Difficile de répondre à cela. Nous avons constaté que l’approche développée en milieu francophone dans le cadre du PRISME mettait très fortement en avant la volonté de fédérer des acteurs autour d’une vision commune. L’approche anglo-saxonne développée dans la littérature met davantage en avant une dimension plus pragmatique, où le but est avant tout de se doter d’outils pour atteindre une vision donnée. D’autre part, la culture de l’évaluation n’est pas très développée en France par rapport au monde anglo-saxon qui est confronté à ces problèmes depuis longtemps. Dans le monde anglo-saxon, l’analyse du changement a été initiée dans les années 1990 dans le secteur social, puis s’est développée plus largement dans le monde du développement inter-national dès la première décennie des années 2000.
Quel a été l’accueil des pouvoirs publics de cette démarche ?
Il y a eu un très bon accueil à l’Agence française de développement dans les services avec lesquels le F3E a l’habitude de travailler. Cette démarche a été considérée comme très utile pour analyser des dynamiques qui s’inscrivent sur du plus long terme et permettent d’appréhender le qualitatif. Toutefois, cette vision reste à contre-courant des évolutions de notre société où le chiffre et le court-termisme constituent la norme, norme à laquelle l’évaluation n’échappe pas. En effet, malgré le développement de ces approches, la référence reste aujourd’hui encore l’étude d’impact dans ses dimensions les plus quantitatives (et notamment lorsqu’on fait appelle à la méthode dite « expérimentale par assignation aléatoire contrôlée » [Randomized Controlled Trial, RTC]), y compris dans le monde anglo-saxon. Cela renvoie à des références culturelles plus larges, avec une croyance naïve que seule la donnée chiffrée, quantitative, est objective, que c’est de l’économétrie que sortira la vérité politique. L’enjeu est donc d’expliquer pour-quoi il est important de se donner les moyens de cette réflexion sur le long terme, ainsi que de mettre l’accent sur les dynamiques d’acteurs. Derrière cela, on retrouve bien une finalité en matière de performance, mais selon une perspective un peu décalée par rapport à la performance usuellement invoquée.

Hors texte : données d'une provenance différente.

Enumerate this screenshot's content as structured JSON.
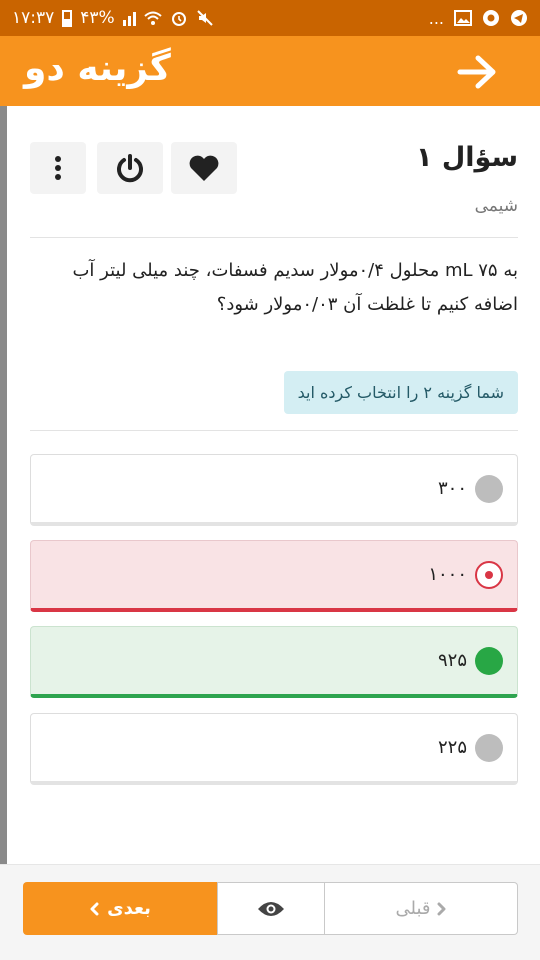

Les « approches orientées changement », telles que nous les appréhendons, ambitionnent au contraire de redonner du sens politique à l’action (au projet), défini collectivement et dont on partage collectivement la responsabilité.
Cette démarche a été conçue principalement à destination des organisations de solidarité internationale. Pensez-vous que des associations d’autres secteurs pourraient s’en saisir ? Si oui comment ?
Les approches orientées du changement pourraient se transposer telles quelles sur l’analyse de dynamiques territoriales ou de mise en réseau par exemple. Elles pour-raient concerner beaucoup d’associations qui travaillent sur des enjeux sociaux, qu’il s’agisse de la politique de la ville ou du développement urbain ou social, car elle permet d’analyser l’évolution des pratiques, des comportements, des habitudes, des rapports entre acteurs. C’est une méthode à tiroirs où l’on pioche ce que l’on veut. En revanche, elles sont probablement bien moins adaptées à l’analyse d’enjeux très économiques, par exemple.